На этой основе возникло даже мнение, что система Коперника является философски ложной, но она, подобно системе Птолемея, «математически правильна», так как не хуже старой системы мира «спасает явления», т. е. описывает видимое. В связи с этим систему Коперника в течение многих десятилетий преподавали в ряде университетов как замечательное приобретение науки, которое, к несчастию, «философски ложно». Этот взгляд четко выразил иезуит астроном Клавий, который в 1581 г. писал: «Можно сомневаться, следует ли предпочесть идти по стопам Птолемея или Коперника. Обе системы согласуются с наблюдаемыми явлениями. Но принципы, на которых построена система Коперника, заключает в себе много утверждений, являющихся абсурдными». Таким образом, Клавий уверял, что хотя система Коперника «математически правильна», она все же «философски ложна», т. е. не является картиной действительности.
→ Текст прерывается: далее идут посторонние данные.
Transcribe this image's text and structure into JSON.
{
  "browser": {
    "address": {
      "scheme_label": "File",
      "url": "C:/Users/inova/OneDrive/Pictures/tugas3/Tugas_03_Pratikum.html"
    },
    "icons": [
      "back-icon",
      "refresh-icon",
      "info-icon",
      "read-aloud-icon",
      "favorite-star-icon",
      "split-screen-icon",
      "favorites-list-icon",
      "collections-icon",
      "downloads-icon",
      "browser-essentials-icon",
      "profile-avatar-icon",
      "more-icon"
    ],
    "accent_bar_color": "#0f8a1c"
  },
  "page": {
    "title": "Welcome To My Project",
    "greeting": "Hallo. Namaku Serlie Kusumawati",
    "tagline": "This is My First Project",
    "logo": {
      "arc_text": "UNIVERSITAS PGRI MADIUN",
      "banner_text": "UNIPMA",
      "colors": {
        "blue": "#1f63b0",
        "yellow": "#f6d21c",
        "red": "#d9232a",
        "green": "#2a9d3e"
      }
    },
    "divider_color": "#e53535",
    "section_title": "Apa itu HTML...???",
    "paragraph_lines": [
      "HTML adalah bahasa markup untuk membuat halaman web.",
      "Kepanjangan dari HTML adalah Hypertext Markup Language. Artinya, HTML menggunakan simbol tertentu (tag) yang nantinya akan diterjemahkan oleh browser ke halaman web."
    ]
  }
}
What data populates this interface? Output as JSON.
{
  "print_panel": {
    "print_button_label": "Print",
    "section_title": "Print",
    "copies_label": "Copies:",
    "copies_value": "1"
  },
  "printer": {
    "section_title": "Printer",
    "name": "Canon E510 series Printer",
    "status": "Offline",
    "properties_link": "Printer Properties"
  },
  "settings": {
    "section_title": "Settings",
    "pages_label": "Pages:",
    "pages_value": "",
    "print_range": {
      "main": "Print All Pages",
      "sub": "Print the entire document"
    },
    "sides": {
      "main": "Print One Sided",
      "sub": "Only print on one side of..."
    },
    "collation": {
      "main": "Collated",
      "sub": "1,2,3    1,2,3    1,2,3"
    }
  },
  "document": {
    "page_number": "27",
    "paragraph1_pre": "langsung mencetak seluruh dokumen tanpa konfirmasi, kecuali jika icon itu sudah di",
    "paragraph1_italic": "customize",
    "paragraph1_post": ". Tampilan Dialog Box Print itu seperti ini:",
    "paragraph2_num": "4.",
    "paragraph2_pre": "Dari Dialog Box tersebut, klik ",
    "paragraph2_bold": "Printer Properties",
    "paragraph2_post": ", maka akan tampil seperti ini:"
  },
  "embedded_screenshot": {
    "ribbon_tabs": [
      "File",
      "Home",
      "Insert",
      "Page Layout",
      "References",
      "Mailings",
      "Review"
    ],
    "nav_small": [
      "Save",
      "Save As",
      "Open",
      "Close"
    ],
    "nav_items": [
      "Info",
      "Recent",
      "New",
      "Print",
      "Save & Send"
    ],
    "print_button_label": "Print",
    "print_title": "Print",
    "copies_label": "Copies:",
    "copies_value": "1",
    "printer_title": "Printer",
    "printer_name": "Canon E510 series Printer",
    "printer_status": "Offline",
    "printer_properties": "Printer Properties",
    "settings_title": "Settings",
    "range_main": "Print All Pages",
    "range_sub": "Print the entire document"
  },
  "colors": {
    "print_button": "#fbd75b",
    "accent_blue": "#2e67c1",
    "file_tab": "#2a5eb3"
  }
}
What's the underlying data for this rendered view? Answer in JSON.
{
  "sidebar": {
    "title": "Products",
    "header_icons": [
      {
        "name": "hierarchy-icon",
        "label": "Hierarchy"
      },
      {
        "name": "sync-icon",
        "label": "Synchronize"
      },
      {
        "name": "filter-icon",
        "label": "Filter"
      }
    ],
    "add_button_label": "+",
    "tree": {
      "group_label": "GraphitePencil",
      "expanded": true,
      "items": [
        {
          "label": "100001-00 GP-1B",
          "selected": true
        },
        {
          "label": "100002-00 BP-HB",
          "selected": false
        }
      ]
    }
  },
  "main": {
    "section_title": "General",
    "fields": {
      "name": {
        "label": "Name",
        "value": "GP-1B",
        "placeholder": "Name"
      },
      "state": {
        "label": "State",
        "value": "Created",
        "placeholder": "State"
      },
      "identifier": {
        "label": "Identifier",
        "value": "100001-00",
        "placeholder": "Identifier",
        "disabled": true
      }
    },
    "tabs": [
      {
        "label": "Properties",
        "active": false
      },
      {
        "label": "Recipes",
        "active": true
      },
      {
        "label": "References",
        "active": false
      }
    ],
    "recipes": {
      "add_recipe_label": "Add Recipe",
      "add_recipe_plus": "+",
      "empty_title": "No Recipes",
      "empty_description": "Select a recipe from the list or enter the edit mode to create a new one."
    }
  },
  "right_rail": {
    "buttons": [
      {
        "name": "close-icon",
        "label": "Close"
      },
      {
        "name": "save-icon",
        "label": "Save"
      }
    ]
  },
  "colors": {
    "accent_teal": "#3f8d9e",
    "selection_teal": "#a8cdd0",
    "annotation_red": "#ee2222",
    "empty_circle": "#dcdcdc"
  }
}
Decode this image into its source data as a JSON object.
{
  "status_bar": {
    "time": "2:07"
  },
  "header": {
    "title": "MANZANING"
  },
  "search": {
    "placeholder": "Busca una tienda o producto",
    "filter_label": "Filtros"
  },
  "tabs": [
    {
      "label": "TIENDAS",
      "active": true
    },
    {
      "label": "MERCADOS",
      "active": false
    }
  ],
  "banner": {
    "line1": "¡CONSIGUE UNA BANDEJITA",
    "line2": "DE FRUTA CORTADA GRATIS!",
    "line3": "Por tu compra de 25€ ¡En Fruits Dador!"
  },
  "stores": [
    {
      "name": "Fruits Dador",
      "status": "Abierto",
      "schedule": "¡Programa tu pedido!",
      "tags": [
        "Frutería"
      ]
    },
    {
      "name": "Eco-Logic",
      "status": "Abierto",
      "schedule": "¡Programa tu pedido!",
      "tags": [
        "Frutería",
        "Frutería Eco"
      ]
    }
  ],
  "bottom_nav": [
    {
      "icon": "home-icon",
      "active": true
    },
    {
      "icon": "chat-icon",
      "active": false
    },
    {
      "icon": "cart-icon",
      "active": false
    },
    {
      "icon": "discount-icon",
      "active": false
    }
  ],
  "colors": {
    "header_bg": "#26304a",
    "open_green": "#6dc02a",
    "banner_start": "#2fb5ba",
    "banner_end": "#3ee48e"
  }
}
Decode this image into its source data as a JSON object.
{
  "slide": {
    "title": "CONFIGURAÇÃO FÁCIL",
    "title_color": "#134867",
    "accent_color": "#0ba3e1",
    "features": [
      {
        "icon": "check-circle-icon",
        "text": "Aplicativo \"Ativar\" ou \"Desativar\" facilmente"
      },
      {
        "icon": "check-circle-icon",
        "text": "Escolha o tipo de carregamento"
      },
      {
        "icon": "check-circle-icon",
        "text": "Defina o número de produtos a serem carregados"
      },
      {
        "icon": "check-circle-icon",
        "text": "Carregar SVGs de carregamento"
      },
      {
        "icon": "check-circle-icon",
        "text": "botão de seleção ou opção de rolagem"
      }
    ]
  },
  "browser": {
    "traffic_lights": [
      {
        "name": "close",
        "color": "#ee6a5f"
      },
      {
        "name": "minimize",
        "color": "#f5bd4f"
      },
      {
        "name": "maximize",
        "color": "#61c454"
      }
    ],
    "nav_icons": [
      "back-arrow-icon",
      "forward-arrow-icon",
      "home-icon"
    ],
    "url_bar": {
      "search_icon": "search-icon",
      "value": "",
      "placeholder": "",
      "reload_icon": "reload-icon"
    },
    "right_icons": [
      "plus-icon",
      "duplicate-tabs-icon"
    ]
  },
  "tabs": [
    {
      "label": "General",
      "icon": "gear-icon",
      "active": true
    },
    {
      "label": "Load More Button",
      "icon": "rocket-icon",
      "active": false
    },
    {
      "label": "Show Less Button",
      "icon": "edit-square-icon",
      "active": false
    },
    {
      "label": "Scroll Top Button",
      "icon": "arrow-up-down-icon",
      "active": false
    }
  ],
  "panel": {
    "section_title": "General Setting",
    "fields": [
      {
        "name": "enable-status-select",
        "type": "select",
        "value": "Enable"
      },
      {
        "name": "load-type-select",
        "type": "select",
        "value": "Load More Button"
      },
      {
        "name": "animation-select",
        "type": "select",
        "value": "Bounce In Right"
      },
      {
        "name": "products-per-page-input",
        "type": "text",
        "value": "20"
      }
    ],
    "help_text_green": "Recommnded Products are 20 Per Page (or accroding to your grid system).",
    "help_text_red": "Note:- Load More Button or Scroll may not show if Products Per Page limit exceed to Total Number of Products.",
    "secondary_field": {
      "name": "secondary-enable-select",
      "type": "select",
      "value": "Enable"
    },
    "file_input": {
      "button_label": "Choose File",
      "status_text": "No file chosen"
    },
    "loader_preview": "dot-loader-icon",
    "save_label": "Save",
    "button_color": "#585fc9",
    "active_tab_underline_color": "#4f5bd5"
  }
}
Между тем учение Коперника, особенно остро поставившее вопрос о значении и роли научных гипотез, было ударом для подобного рода взглядов, так как оно основывалось на убеждении в способности человека познать сущность небесных явлений. Но вышло так, что в течение долгого времени многие думали, будто сам Коперник смотрел на свое учение глазами средневековых схоластов. В первом издании книги Коперника, вышедшем в мае 1543 г., новое учение обозначается в предисловии как гипотеза, которую «не следует считать ни истинной, ни вероятной», но которая должна служить только для того, чтобы удобнее было вычислять небесные явления. Такое заявление может показаться совершенно непонятным, если сравнить его с «посвящением» папе Павлу III и со всем содержанием самого труда. Хотя это посвящение старается ослабить противобиблейский характер основных идей труда, оно написано с убеждением и достоинством, которое тогда не могло не казаться дерзким, революционным, еретическим.
Принимая во внимание, что папа Павел III обладал серьезными знаниями в области астрономии, Коперник писал в посвящении: «Не сомневаюсь, что разумные и ученые математики согласятся со мною, если только они возьмут на себя труд (чего в особенности требует эта философская наука) изучать приводимые мною доказательства не поверхностно, а основательно. Но чтобы убедить ученых и неученых в том, что я не боюсь суждений, я посвящаю мои исследования не кому другому, как твоему святейшеству, досточтимому и в обитаемом мною отдаленном уголке земли как по высокому твоему званию, так равно и по любви своей к математике и прочим наукам, в надежде, что влияние и суждение твое легко защитят меня от придирок завистников, хотя, по пословице, против укушения интриганов и нет средств».